Zoom in: Numerous U.S. cities in the southern tier set records for their hottest June-through-August periods.

Of note: In Tokyo, a city of about 14 million, daytime highs rose above 86°F every day during August, which was a first for any month since data began there in 1875, according to meteorologist Sayaka Mori.

Between the lines: These examples from land miss some of the most important and far-reaching effects of climate change during the past few months and longer: record-warm oceans.

  • Across the globe, ocean temperatures are at record highs, and the heat going into the oceans has significant consequences for those on land, since it adds more moisture and heat to storm systems.
  • For example, record warmth in the Gulf of Mexico elevated air temperatures from Miami to Houston, and also provided the fuel needed for Hurricane Idalia, which struck Florida last week, to rapidly intensify when nearing landfall.
  • Record water temperatures are already fueling an unusually active El Niño hurricane season in the tropical North Atlantic Ocean. Corals are bleaching and dying from the Florida Keys to the Caribbean.

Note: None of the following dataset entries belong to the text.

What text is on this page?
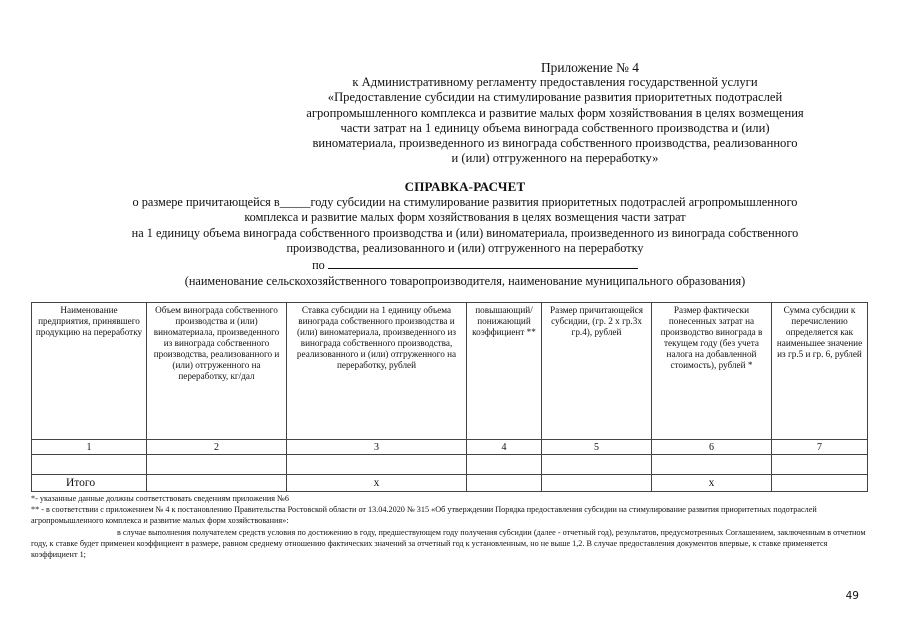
Приложение № 4
к Административному регламенту предоставления государственной услуги
«Предоставление субсидии на стимулирование развития приоритетных подотраслей
агропромышленного комплекса и развитие малых форм хозяйствования в целях возмещения
части затрат на 1 единицу объема винограда собственного производства и (или)
виноматериала, произведенного из винограда собственного производства, реализованного
и (или) отгруженного на переработку»
СПРАВКА-РАСЧЕТ
о размере причитающейся в_____году субсидии на стимулирование развития приоритетных подотраслей агропромышленного
комплекса и развитие малых форм хозяйствования в целях возмещения части затрат
на 1 единицу объема винограда собственного производства и (или) виноматериала, произведенного из винограда собственного
производства, реализованного и (или) отгруженного на переработку
по
(наименование сельскохозяйственного товаропроизводителя, наименование муниципального образования)
Наименование предприятия, принявшего продукцию на переработку	Объем винограда собственного производства и (или) виноматериала, произведенного из винограда собственного производства, реализованного и (или) отгруженного на переработку, кг/дал	Ставка субсидии на 1 единицу объема винограда собственного производства и (или) виноматериала, произведенного из винограда собственного производства, реализованного и (или) отгруженного на переработку, рублей	повышающий/ понижающий коэффициент **	Размер причитающейся субсидии, (гр. 2 х гр.3х гр.4), рублей	Размер фактически понесенных затрат на производство винограда в текущем году (без учета налога на добавленной стоимость), рублей *	Сумма субсидии к перечислению определяется как наименьшее значение из гр.5 и гр. 6, рублей
1	2	3	4	5	6	7

Итого		x			x	

*- указанные данные должны соответствовать сведениям приложения №6

** - в соответствии с приложением № 4 к постановлению Правительства Ростовской области от 13.04.2020 № 315 «Об утверждении Порядка предоставления субсидии на стимулирование развития приоритетных подотраслей агропромышленного комплекса и развитие малых форм хозяйствования»:

в случае выполнения получателем средств условия по достижению в году, предшествующем году получения субсидии (далее - отчетный год), результатов, предусмотренных Соглашением, заключенным в отчетном году, к ставке будет применен коэффициент в размере, равном среднему отношению фактических значений за отчетный год к установленным, но не выше 1,2. В случае предоставления документов впервые, к ставке применяется коэффициент 1;

49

The intrigue: There is no great mystery surrounding what is helping to drive these heat records, on land and sea, with the burning of fossil fuels for energy along with deforestation and agricultural practices are increasing the amounts of heat-trapping greenhouse gases in the air.

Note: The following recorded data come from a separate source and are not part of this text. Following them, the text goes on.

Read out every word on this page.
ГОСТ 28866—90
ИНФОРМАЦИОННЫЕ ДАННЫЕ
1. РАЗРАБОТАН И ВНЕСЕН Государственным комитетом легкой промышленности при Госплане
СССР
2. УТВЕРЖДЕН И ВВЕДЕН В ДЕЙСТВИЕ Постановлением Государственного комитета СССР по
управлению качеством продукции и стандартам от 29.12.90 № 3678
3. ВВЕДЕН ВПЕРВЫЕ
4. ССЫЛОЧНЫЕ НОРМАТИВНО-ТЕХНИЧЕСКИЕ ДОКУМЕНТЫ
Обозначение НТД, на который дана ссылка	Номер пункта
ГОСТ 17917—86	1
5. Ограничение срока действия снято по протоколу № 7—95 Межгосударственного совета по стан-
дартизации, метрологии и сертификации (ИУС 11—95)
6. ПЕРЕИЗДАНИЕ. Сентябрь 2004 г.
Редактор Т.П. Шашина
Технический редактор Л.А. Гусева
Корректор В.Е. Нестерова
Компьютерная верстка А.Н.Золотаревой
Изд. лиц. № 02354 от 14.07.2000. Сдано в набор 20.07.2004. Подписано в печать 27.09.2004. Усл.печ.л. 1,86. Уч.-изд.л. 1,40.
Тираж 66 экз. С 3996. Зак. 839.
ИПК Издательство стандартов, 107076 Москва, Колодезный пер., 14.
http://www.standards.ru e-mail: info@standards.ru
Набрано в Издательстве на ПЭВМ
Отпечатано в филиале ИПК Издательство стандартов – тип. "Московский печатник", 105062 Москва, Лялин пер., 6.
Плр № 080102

  • A periodic El Niño event in the tropical Pacific Ocean is also adding additional heat to the global climate system.
  • This has been a summer featuring a fusillade of extreme events, however, which has the potential to yield changes in national and possibly international climate policies.

Yes, but: Climate scientists are not seeing unanticipated climate events play out, since most of what is happening is contained in the volumes of studies on the topic.

  • But some of the recent impacts are happening sooner than previously expected, and having greater societal consequences than initially thought.

What's next: During the next two weeks, official data will emerge from global climate monitoring centers. These are unlikely to change the major themes of the climate change story of 2023: a record-warm year that is increasingly likely to break all-time annual milestones, to be followed by an even hotter year in 2024.